A Suffolk County student who has a volatile and limited relationship with her parents meets the definition of “homeless” under the McKinney-Vento Homeless Assistance Act, the state’s education commissioner has decided in an opinion that some claim broadens the act’s reach significantly.
The decision by education Commissioner MaryEllen Elia means the student, referred to only as S.S. in the opinion, can attend her high school in the Rocky Point Union Free School District without paying tuition. She can also receive district transportation to the school.
“I find that petitioner has established that the student meets the definition of a homeless unaccompanied youth under either state or federal law,” Elia wrote. “The record indicates that the student is not in the physical custody of a parent or legal guardian … The petition describes the student’s living situation as ‘a temporary bed in the home of [a] friend.’”
Elia’s decision came after the student’s mother, referred to only as D.S., appealed the school district’s ruling that said her daughter could not attend the school because she was neither “homeless” under the act nor a district resident.
“The commissioner appears for the first time to say that where a child is having an intransigent relationship with her parent, that that child can be considered homeless, because she can’t live at peace with her mother,” said John Ray, of Ray, Mitev & Associates in Miller Place, who represented D.S. “The case significantly broadens a child’s ability to say they are a homeless child and receive services and attend a school of their choice.”
But Kevin Seaman, a Stony Brook-based lawyer who represented the Rocky Point school district, said, “I don’t know if I agree that that’s true, because each case is so factually specific that I think it is difficult to say this decision has broken new ground.”
In Appeal of D.S., on behalf of her daughter S.S., No. 17161, the issue revolved around whether S.S.’s situation meant she was an “unaccompanied youth,” meaning she had to be both homeless and not in the custody of a parent or guardian.

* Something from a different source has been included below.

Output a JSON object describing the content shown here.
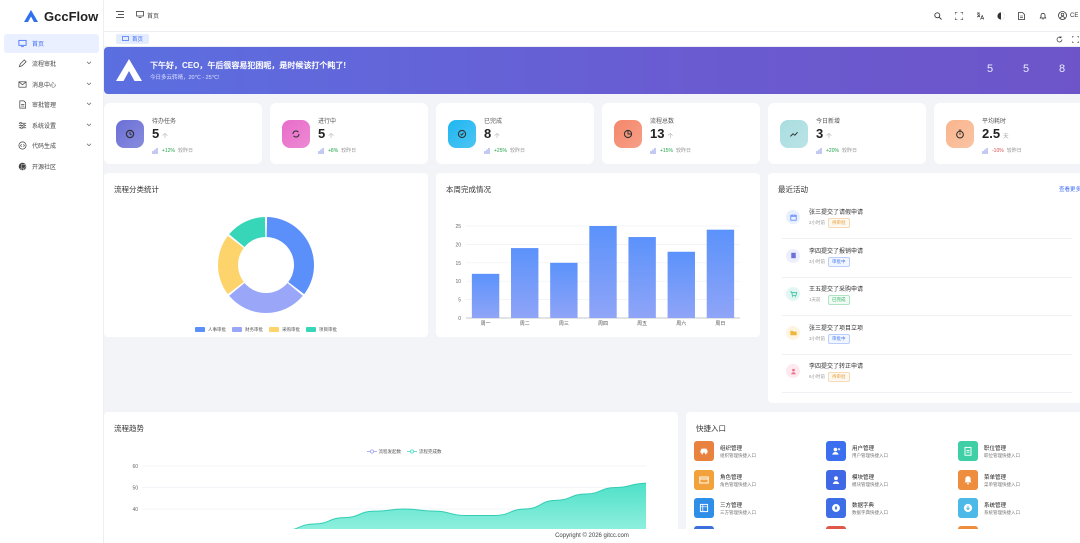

D.S. relocated in August 2016 from an address in the school district’s area to her boyfriend’s home outside of the district, Elia wrote. The boyfriend, also unnamed, has said that he would “not allow” S.S. to live in his home because violence would ensue imminently between the student and her mother. D.S. has stated she and her daughter have a “long-standing exceedingly volatile … dangerous relationship” and they are unable to live together or “be in close proximity” to one another, Elia wrote.
Meanwhile, S.S.’s father, also unnamed, has said he is estranged from his daughter and that the Suffolk County Family Court has issued an order of protection, based on neglect, disallowing him from living with his daughter. S.S. noted the same, in an affidavit, and said the father receives only five hours of visitation with her per week.
In the meantime, S.S. has found a place to stay, at least on some nights, at the house of friend, although she has maintained that she doesn’t stay there every night. Seaman and the district have argued it is “fixed,” and therefore more than a temporary residence, while also contending that “the ‘personal difficulties’ described by petitioner do not constitute a basis for homelessness.”
But Elia disagreed with the district in an Aug. 23 decision. “An affidavit from the student indicates that she was ‘abandoned’ by her parents and ‘found a temporary bed in the home of [her] friend …’” she wrote, adding, “She cannot be said to have a fixed, regular and adequate nighttime residence.”
Seaman said he and the district have not yet decided whether they’ll pursue the matter further, either by seeking an appeal in state court in Albany or by reopening the matter before Elia.
“It has not been temporary, she has clearly had a sufficient nighttime residence” over the last year, he said of the friend’s home, adding, “It’s a sympathetic case, the commissioner was sympathetic to her [S.S.].”